Uno de los más importantes personajes de la Historia de España que sufrió un atentado contra su persona y pudo contarlo fue el mismísimo Fernando el Católico. Los hechos tuvieron lugar en la Plaza del Rey en Barcelona y los protagonistas directos el monarca y un aparente desequilibrado sesentón que pretendía ser el verdadero rey de Aragón. El frustrado asesino se llamaba Juan Canyamás, de quien no se sabe prácticamente nada antes de su brutal irrupción en la historia. Era posiblemente un payés de remensa, un campesino a quien el Espiritu Santo había ordenado quitar de en medio a Fernando y ocupar él mismo su lugar. Por desgracia, su aparente locura llevó al desgraciado a una muerte espantosa, acorde con la magnitud de su delito. Quizás hubiese algo más que ni los más crueles tormentos pudieron arrancarle, pero esto entra ya dentro del resbaladizo terreno de la hipótesis.

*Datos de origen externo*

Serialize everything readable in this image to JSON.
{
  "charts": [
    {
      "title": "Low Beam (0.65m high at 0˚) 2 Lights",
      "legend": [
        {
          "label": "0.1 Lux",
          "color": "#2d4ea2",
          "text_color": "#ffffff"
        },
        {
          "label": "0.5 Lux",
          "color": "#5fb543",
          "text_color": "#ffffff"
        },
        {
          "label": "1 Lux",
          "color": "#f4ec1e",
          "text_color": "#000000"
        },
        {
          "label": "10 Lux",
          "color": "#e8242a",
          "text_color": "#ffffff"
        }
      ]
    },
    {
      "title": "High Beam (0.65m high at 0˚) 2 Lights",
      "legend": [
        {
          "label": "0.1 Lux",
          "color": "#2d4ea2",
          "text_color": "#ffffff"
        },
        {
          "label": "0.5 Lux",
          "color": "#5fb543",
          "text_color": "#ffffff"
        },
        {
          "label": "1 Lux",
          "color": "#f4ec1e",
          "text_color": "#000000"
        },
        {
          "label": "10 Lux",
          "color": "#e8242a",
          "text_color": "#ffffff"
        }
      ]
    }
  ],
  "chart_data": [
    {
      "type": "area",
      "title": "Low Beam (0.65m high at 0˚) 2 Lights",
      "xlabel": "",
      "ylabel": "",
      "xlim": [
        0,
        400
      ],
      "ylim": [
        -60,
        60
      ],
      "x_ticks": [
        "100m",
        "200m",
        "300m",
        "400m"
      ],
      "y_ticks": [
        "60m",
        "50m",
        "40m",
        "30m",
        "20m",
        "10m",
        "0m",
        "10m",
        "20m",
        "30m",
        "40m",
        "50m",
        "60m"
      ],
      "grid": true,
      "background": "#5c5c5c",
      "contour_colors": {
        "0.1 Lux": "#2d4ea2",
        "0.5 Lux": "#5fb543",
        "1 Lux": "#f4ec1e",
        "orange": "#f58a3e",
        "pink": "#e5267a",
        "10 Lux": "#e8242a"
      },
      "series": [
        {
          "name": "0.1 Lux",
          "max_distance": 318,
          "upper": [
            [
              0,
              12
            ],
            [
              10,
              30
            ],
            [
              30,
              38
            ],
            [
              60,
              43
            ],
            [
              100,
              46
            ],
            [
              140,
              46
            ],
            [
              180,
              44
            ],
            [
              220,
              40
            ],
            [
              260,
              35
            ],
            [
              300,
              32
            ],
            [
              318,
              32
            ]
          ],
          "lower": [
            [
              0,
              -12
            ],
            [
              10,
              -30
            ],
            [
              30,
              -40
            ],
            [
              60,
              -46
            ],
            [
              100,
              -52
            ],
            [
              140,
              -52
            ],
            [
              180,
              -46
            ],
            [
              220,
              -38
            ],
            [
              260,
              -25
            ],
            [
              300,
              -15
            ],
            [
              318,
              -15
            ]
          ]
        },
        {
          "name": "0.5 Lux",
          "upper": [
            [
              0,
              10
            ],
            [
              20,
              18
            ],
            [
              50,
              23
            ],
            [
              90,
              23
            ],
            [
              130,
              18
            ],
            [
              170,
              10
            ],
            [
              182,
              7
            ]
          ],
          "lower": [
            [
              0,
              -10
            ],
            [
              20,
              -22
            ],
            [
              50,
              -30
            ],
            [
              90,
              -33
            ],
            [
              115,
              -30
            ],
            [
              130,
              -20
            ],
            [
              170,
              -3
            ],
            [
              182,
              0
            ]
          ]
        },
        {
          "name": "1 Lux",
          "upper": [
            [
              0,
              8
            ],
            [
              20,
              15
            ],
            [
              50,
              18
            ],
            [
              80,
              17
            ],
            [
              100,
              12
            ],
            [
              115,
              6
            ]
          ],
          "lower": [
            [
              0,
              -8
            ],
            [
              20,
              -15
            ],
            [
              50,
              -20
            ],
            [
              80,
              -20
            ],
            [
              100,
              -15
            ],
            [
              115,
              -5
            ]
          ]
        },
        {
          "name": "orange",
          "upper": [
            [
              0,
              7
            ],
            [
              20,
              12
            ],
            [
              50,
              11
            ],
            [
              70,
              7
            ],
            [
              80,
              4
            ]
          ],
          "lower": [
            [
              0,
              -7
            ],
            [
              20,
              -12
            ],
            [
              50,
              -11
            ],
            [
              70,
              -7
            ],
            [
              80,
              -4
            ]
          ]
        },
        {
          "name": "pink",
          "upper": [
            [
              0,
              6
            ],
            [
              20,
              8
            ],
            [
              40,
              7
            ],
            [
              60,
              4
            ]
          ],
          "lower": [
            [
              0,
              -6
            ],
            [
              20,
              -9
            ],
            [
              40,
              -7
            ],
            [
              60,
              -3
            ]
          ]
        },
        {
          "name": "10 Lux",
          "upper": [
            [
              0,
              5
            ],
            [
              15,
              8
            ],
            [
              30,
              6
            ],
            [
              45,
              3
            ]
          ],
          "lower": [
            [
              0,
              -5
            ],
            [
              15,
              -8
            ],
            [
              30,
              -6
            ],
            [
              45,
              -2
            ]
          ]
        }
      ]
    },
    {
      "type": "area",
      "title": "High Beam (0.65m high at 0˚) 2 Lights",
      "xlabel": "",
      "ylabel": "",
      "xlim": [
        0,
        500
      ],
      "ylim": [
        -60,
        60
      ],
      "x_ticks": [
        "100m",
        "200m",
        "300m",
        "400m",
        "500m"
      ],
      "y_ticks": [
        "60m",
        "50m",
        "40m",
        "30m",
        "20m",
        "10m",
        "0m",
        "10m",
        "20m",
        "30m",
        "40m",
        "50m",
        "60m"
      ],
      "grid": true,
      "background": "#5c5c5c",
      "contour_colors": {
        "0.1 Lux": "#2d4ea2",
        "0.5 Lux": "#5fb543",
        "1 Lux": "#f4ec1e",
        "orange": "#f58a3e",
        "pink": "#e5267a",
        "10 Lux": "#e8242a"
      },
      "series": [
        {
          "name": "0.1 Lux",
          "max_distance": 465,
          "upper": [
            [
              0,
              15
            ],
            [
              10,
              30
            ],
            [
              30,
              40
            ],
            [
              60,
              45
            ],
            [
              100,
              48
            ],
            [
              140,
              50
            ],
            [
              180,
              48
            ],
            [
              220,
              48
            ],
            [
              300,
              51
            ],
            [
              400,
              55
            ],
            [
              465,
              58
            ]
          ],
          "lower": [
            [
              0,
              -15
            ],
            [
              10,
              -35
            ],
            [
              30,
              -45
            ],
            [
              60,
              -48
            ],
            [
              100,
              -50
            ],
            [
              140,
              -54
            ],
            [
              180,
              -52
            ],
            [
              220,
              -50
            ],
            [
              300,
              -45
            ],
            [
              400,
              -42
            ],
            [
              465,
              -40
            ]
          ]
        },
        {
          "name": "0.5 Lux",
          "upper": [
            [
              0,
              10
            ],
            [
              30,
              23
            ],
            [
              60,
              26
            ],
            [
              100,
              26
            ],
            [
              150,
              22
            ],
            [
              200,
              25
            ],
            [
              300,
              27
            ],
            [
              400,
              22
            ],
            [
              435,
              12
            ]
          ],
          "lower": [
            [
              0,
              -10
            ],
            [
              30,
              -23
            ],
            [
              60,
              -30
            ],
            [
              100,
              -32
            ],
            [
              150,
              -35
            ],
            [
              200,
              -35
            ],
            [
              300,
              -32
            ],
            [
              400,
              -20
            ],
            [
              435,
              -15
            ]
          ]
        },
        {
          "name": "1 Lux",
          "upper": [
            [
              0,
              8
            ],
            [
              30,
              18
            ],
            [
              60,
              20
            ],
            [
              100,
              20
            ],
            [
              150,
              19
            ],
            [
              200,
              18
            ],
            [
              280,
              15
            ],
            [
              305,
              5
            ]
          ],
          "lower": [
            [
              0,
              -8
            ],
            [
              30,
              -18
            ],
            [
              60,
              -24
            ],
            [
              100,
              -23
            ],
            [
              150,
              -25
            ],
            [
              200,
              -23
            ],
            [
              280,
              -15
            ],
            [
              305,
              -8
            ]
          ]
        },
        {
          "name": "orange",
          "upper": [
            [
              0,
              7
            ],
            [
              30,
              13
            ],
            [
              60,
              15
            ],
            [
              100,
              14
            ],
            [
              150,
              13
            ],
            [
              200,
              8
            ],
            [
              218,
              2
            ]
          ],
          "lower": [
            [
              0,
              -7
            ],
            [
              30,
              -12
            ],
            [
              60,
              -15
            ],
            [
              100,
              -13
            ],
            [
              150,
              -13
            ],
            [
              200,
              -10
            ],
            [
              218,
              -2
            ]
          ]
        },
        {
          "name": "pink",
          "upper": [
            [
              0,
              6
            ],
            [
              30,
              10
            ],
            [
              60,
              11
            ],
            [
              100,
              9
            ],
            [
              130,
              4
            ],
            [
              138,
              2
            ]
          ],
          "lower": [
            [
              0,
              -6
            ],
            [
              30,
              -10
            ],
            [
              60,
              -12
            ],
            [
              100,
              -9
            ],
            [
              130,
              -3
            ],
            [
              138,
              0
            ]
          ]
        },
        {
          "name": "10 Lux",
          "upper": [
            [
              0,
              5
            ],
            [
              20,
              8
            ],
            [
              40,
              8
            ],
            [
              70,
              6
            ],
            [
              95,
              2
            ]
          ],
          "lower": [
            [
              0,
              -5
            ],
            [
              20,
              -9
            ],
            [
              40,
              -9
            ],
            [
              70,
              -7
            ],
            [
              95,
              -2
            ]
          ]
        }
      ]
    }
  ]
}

El atentado tuvo lugar el 7 de diciembre de 1492. Granada había caído en enero de ese año y Cristóbal Colón había llegado a la isla de Guanahaní, que había tomado por las costas orientales de Asia. Pero la política exterior e interior de los RRCC estaba en plena efervescencia y había más tensión de la deseada entre sus protagonistas. Los reyes estaban en Barcelona junto con sus hijos para firmar con los embajadores del rey francés Carlos VIII la devolución a la Corona de Aragón de los condados transpirenaicos del Rosellón y la Cerdaña, principal caballo de batalla entre Francia y Aragón. Ese día fue el elegido por Canyamás para descargar su furia. Se abalanzó sobre el rey cuando descendía las escaleras del Palacio Real Mayor de Barcelona y le hirió con un profundo corte en el cuello con una terciana o espada corta, y no logró asestar un segundo que posiblemente hubiese acabado con la vida del monarca, porque fue reducido por los allegados del Católico, quienes le metieron tres cuchilladas. A Fernando le salvó ese día que el golpe fuese amortiguado por el collar rígido del jubón y por una gruesa cadena de oro que el rey llevaba al cuello, que desvió el tajo hacia el hombro. A pesar de todo, sangró abundantemente y sufrió rotura de clavícula. El propio rey se echó la mano al cuello y se taponó en lo que pudo la cuchillada con alguna de las prendas que portaba. Fue llevado al interior del palacio, donde los cirujanos le dieron varios puntos de sutura. Ante el temor de una revuelta popular, el rey se levantó del lecho del dolor y se dirigió a la ventana en presencia de una demudada reina Isabel, desde donde saludó a sus súbditos. El rey no había muerto a pesar del intento, y quiso cortar de raíz la formación de los posibles tumultos en la ciudad condal ocasionados por la incertidumbre de la situación.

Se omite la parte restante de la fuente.